Il Ritratto di Mazzini di Luigi Calamatta: una storia curiosa tra scelte estetiche e implicazioni politiche (con una lettera inedita di Giuseppe Mazzini a George Sand)
DOI:
https://doi.org/10.18352/incontri.10314Keywords:
Ritratto di Giuseppe Mazzini, Luigi Calamatta, George Sand, Emilie Ashurst Jawkes, risorgimento italianoAbstract
Mazzini’s portrait between aesthetic choices and political implications
The intriguing story of Luigi Calamatta's engraving (With an unpublished letter from Giuseppe Mazzini to George Sand)

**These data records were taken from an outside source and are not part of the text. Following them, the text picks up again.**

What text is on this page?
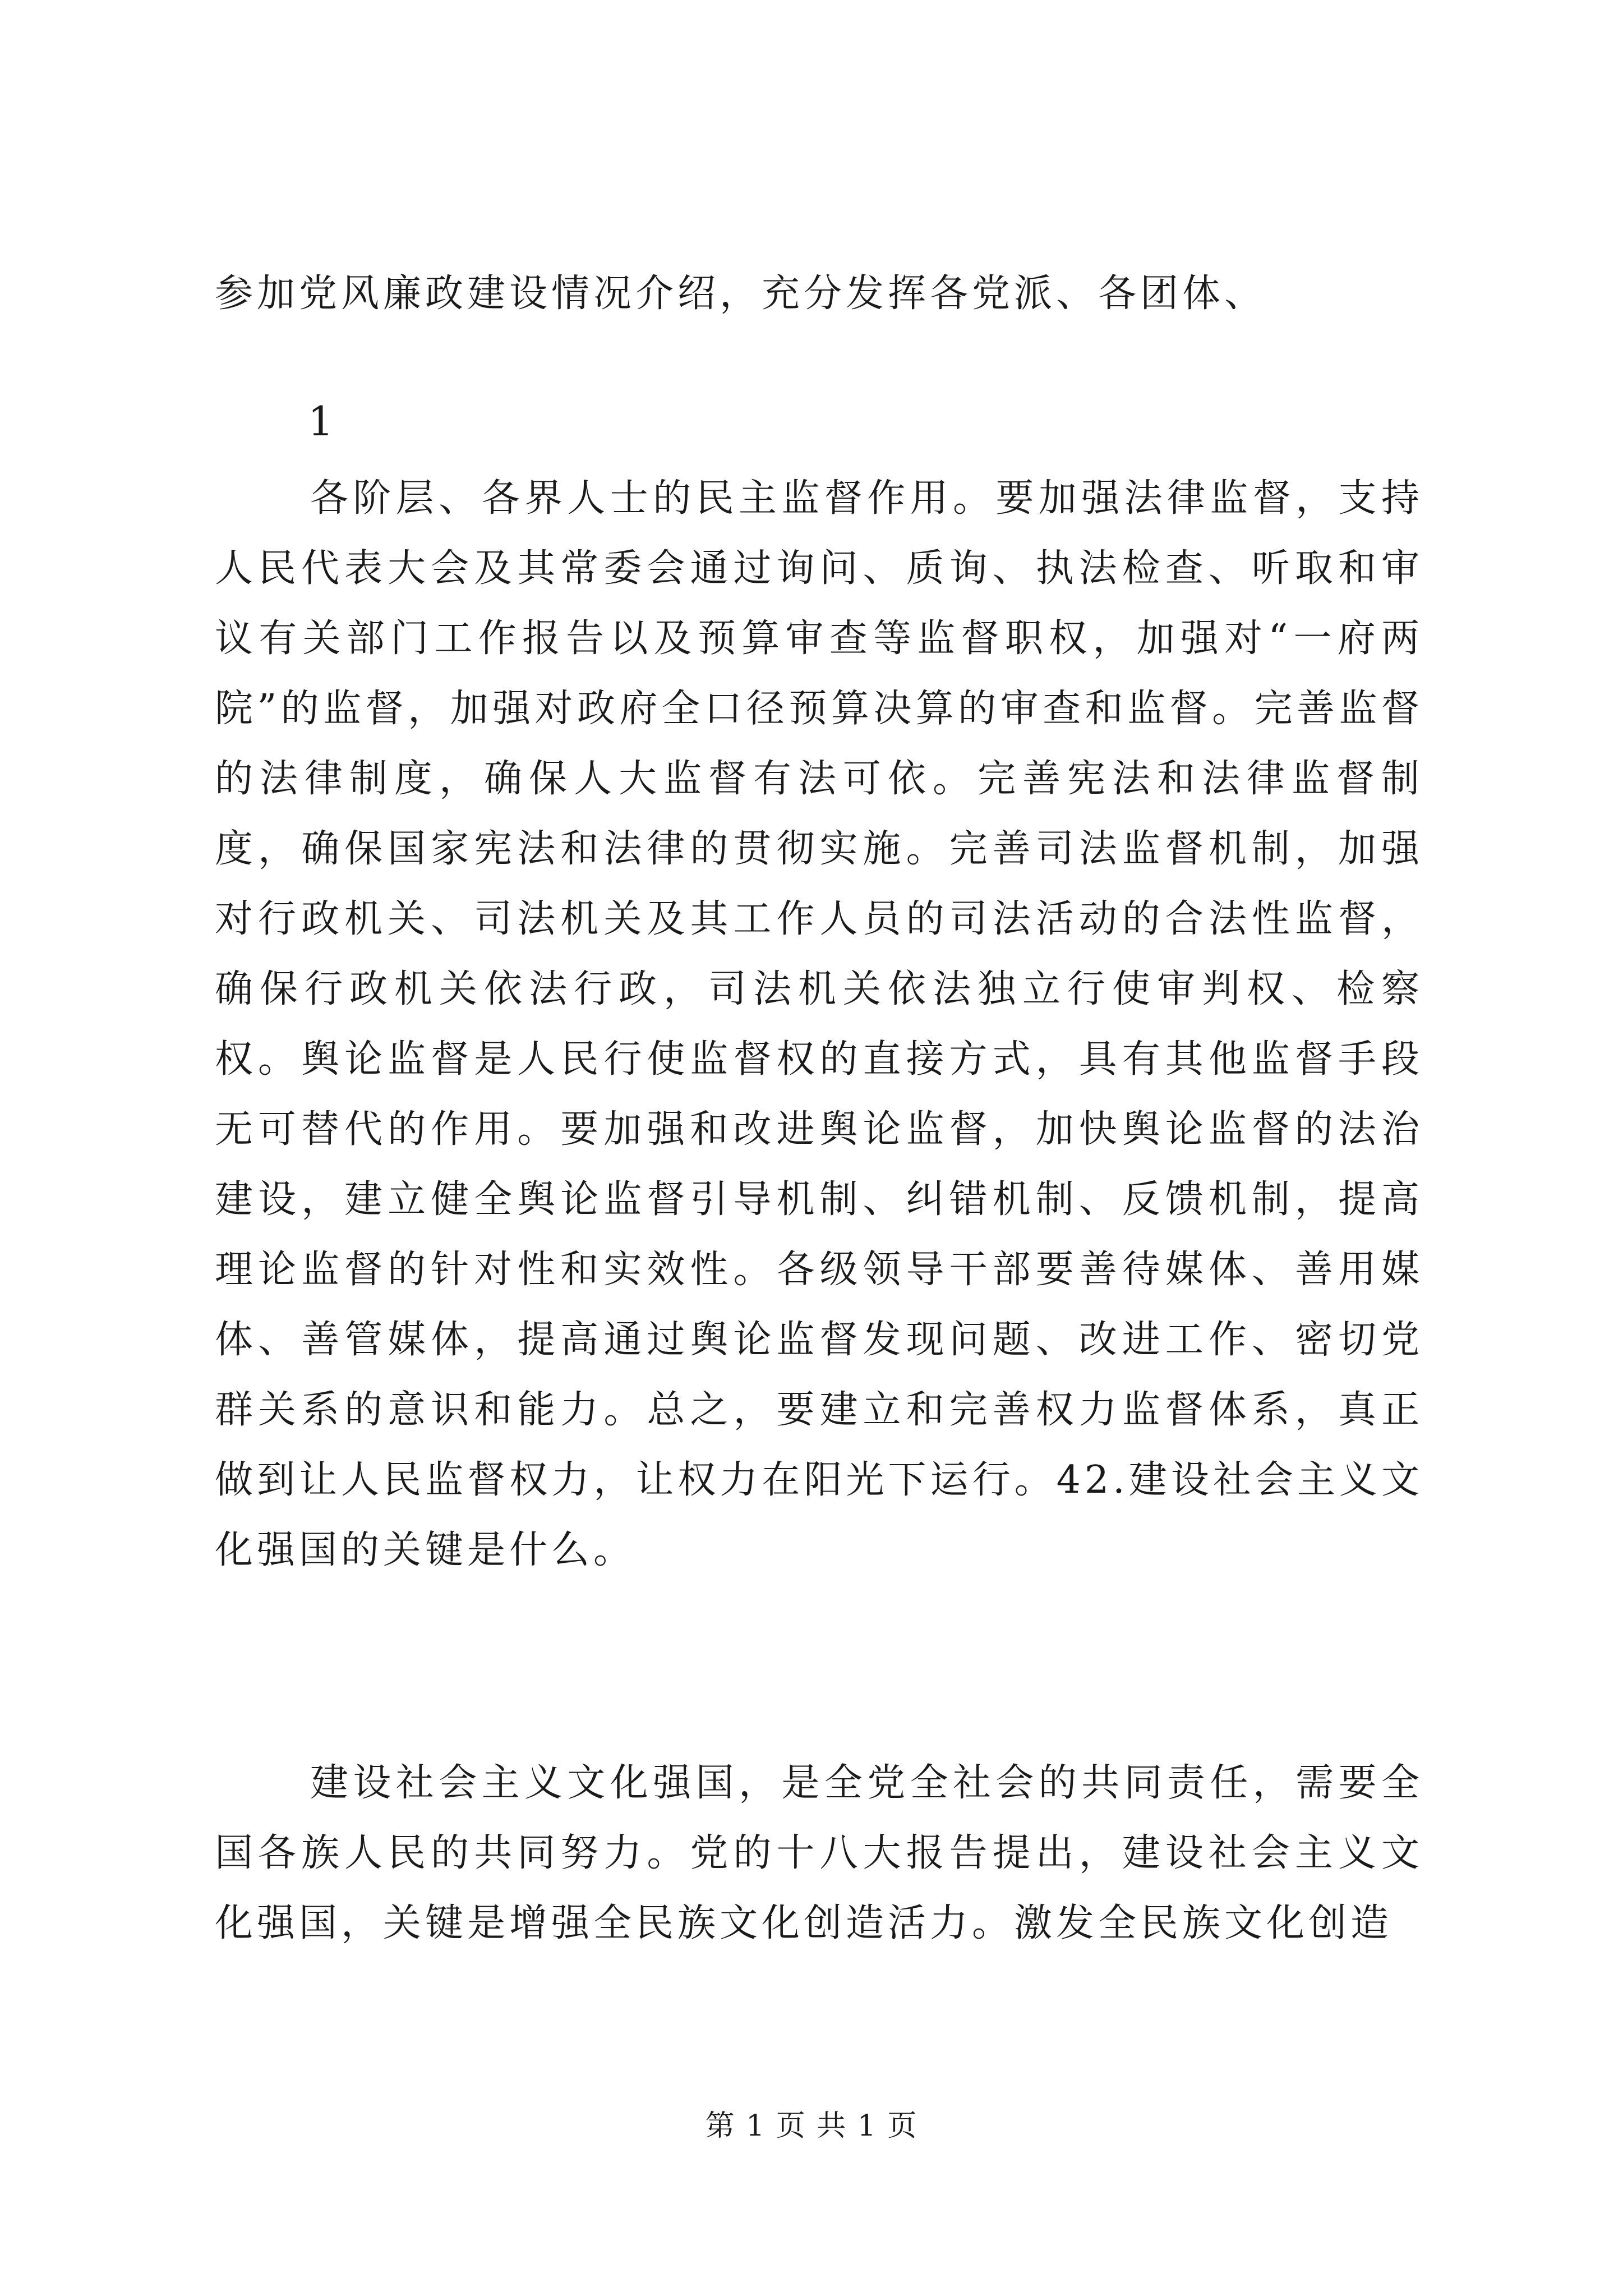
参加党风廉政建设情况介绍，充分发挥各党派、各团体、
1

各阶层、各界人士的民主监督作用。要加强法律监督，支持人民代表大会及其常委会通过询问、质询、执法检查、听取和审议有关部门工作报告以及预算审查等监督职权，加强对“一府两院”的监督，加强对政府全口径预算决算的审查和监督。完善监督的法律制度，确保人大监督有法可依。完善宪法和法律监督制度，确保国家宪法和法律的贯彻实施。完善司法监督机制，加强对行政机关、司法机关及其工作人员的司法活动的合法性监督，确保行政机关依法行政，司法机关依法独立行使审判权、检察权。舆论监督是人民行使监督权的直接方式，具有其他监督手段无可替代的作用。要加强和改进舆论监督，加快舆论监督的法治建设，建立健全舆论监督引导机制、纠错机制、反馈机制，提高理论监督的针对性和实效性。各级领导干部要善待媒体、善用媒体、善管媒体，提高通过舆论监督发现问题、改进工作、密切党群关系的意识和能力。总之，要建立和完善权力监督体系，真正做到让人民监督权力，让权力在阳光下运行。42.建设社会主义文化强国的关键是什么。

建设社会主义文化强国，是全党全社会的共同责任，需要全国各族人民的共同努力。党的十八大报告提出，建设社会主义文化强国，关键是增强全民族文化创造活力。激发全民族文化创造

第 1 页 共 1 页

The incident surrounding the Portrait of Mazzini, which the famous Italian engraver and patriot Luigi Calamatta freely interpreted drawing on the painting by Emilie Ashurst Hawkes, Mazzini’s intimate friend, directly inserts itself in the dense relationships that − in the nineteenth century − the emigrated Italian patriots established with the French republican élite in Paris. Two key figures on the political and intellectual scene in Europe, namely the statesman Giuseppe Mazzini and the novelist George Sand, with whom Calamatta confronted himself, were directly involved in the long and controversial process of creating the artwork. This involvement allowed for the Portrait of Mazzini to become an emblematic case in point in the evolution of history of print; initially considered a mere means of reproduction of works by other artists, in the second half of the century the engraving assumed the value of a work of art in itself.